Tudo indica que o arcabouço de fiscalização financeira no Brasil não deu conta da expansão desse tipo de mercado…
Tomo cuidado de dizer que não deu conta, porque a gente atacou num momento adequado. Mas a gente tem que aguardar o momento certo de avançar. Em uma operação desse tamanho, a gente colheu muita informação. Tem muitos próximos possíveis alvos. Não vou divulgar, mas quem se aproveitou desse esquema em outros setores, na movimentação, na importação [Nafta], ele sabe que a gente está de olho agora. Temos que agir muito rapidamente.

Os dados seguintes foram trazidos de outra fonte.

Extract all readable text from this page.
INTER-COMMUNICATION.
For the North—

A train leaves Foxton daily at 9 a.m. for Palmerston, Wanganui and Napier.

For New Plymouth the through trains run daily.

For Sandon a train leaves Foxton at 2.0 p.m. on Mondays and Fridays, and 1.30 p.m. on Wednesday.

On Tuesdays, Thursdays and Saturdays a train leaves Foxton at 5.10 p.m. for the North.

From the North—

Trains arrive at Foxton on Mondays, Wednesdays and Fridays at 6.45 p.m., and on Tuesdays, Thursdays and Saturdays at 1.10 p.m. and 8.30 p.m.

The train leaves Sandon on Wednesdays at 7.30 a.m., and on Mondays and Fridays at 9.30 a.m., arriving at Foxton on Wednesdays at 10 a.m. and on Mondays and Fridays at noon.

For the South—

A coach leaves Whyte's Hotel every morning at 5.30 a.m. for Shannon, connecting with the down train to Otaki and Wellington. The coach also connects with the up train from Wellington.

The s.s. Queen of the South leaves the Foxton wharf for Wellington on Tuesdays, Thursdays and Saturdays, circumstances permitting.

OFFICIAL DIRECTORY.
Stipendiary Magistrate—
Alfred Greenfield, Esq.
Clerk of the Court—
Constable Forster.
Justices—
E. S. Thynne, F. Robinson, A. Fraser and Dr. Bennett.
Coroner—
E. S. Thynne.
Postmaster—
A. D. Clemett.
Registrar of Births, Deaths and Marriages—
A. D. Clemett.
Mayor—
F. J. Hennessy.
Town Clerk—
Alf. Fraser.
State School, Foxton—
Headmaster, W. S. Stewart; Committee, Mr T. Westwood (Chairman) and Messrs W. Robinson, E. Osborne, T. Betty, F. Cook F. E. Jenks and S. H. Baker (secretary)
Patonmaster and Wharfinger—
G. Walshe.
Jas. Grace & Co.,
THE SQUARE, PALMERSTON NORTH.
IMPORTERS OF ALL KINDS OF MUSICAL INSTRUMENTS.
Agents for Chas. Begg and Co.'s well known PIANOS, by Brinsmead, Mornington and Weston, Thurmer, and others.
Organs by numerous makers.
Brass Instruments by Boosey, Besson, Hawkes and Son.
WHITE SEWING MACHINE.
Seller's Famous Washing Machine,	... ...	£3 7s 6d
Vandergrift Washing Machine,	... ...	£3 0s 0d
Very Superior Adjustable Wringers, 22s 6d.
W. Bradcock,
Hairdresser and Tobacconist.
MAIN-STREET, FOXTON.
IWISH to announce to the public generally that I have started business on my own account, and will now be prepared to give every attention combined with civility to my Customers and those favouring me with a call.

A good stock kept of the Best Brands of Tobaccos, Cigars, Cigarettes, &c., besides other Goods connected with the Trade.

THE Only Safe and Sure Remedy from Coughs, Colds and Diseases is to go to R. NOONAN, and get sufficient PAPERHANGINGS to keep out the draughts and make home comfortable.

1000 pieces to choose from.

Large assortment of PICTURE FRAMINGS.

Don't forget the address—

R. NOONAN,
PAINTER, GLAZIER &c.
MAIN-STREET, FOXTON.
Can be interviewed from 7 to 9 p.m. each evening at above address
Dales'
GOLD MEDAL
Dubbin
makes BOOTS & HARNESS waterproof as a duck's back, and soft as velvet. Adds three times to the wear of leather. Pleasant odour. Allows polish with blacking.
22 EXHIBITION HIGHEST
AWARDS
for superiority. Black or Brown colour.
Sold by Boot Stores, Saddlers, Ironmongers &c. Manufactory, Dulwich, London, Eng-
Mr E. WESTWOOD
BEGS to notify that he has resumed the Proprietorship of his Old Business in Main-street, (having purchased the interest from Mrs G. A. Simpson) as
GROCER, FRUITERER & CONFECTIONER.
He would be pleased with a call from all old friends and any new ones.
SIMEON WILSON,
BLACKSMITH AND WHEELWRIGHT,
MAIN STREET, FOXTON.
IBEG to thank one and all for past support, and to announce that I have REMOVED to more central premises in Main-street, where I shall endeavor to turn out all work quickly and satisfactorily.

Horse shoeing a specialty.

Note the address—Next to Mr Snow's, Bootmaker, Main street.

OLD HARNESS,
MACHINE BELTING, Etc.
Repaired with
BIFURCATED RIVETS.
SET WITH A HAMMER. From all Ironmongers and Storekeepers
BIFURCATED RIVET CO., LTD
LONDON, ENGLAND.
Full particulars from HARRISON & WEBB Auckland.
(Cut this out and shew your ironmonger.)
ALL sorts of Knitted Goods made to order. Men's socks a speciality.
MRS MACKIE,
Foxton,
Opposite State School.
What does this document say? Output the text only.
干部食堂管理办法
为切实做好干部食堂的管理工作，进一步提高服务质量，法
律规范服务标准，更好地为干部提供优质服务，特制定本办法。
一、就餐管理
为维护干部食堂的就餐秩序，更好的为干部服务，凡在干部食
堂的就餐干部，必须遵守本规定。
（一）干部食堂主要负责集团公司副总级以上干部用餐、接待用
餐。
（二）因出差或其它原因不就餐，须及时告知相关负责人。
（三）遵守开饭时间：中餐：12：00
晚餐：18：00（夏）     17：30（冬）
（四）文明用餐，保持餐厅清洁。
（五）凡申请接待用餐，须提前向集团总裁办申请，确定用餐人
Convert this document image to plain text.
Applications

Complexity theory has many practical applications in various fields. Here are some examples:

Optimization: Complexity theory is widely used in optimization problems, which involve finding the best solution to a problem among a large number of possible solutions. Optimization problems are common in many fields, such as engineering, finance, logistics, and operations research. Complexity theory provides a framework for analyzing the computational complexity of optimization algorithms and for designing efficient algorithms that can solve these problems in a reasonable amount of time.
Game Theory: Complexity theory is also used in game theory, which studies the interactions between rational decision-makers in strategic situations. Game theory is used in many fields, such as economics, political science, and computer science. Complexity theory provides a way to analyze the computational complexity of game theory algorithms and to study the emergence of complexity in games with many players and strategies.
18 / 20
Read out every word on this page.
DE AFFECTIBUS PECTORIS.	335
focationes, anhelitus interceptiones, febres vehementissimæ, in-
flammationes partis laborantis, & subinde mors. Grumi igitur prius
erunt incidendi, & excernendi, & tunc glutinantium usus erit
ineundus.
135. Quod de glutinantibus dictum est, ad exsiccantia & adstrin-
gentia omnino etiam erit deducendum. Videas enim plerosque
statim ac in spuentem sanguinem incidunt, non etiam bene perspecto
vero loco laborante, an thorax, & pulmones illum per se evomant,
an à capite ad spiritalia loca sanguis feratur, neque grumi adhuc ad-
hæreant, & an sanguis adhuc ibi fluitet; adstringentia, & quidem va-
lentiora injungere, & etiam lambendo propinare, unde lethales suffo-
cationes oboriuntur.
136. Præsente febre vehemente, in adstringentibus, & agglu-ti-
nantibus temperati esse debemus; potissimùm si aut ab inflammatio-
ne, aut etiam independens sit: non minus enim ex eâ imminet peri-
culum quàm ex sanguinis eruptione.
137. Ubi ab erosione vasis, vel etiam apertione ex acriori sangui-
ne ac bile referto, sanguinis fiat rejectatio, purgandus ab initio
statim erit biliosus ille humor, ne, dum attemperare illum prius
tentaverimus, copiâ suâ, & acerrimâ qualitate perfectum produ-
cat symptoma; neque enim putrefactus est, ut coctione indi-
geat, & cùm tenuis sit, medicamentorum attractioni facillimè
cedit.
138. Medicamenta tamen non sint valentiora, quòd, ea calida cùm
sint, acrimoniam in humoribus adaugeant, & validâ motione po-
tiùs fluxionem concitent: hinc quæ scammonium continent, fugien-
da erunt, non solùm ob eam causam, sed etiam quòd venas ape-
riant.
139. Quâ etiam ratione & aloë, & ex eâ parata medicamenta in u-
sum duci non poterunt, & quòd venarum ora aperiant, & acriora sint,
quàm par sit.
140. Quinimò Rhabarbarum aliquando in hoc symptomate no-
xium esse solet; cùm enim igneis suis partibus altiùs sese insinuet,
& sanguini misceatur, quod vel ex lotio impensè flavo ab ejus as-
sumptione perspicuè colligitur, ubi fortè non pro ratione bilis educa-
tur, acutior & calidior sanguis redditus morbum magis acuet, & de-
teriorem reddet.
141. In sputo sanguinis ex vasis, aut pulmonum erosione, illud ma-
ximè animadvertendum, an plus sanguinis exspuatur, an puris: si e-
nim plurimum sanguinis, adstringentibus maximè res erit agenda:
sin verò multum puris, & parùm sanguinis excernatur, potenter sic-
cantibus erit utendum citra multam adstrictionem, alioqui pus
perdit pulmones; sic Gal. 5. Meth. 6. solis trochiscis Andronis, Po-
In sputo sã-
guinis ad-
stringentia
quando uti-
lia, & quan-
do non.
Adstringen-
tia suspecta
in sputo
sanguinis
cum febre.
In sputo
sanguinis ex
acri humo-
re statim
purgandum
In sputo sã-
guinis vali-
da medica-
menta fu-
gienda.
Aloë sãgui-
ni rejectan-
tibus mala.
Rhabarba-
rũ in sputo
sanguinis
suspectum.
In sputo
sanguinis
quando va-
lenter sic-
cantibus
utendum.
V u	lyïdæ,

A articulação é muito importante e eu acho que a gente está avançando nisso. Por exemplo, em relação a cripto. Nós temos um grupo de trabalho com a CVM e o BC. Nos colocamos à disposição para fazer uma parceria com compartilhamento de dados, observadas as limitações de sigilo fiscal.
Vocês identificaram alguma mudança de padrão, de comportamento, a partir da operação?
Já, inclusive pelos jornais, mas eu não vou dizer quais. Mas teve já movimentação aí que mostra esse tipo de preocupação, assim. Teve.
Que caminhos as investigações podem seguir agora, com essas novas informações que vocês vão ter e a partir do que a operação descobriu?
Não me parece que todo esse recurso [movimentado] veio de combustível. Pode ser uma lavagem de dinheiro que envolve outras coisas. Eu tenho praticamente certeza porque teve outras frentes nessa operação aí que a gente foi modelando para chegar nesse foco.
A gente tá falando basicamente de tráfico de drogas?
Eu preferiria não dizer, até porque não é minha competência dizer isso. O que a Receita detecta são movimentações sem origem.
O sr. se surpreendeu, como secretário da Receita, com a presença de grandes empresas no mercado financeiro, como a Reag, que foi alvo de busca e apreensão na operação?
Eu não vou falar de empresas especificamente. Mas posso dizer que, até por conversar com o pessoal da equipe de fraude, nós sabíamos que poderia ter essa inserção, mas surpreendeu o tamanho. Eu imaginava, antes de ter os dados concretos, que seria algo mais pulverizado
Alguns parlamentares dizem que o projeto do governo de corte linear de 10% nas isenções fiscais chegou muito pesado ao Congresso e pode ser desidratado. Qual é a perspectiva?
Olha, eu não vejo isso, sinceramente, como um projeto do governo não. Isso é um pacto do Executivo com o Legislativo.
RAIO-X | Robinson Barreirinhas, 50 Secretário da Receita Federal desde janeiro de 2023. Foi secretário de Negócios Jurídicos da prefeitura de São Paulo, procurador-geral do município e chefe da Procuradoria da Fazenda junto ao Tribunal de Contas do Município de São Paulo. Graduado em direito e especialista em direito tributário.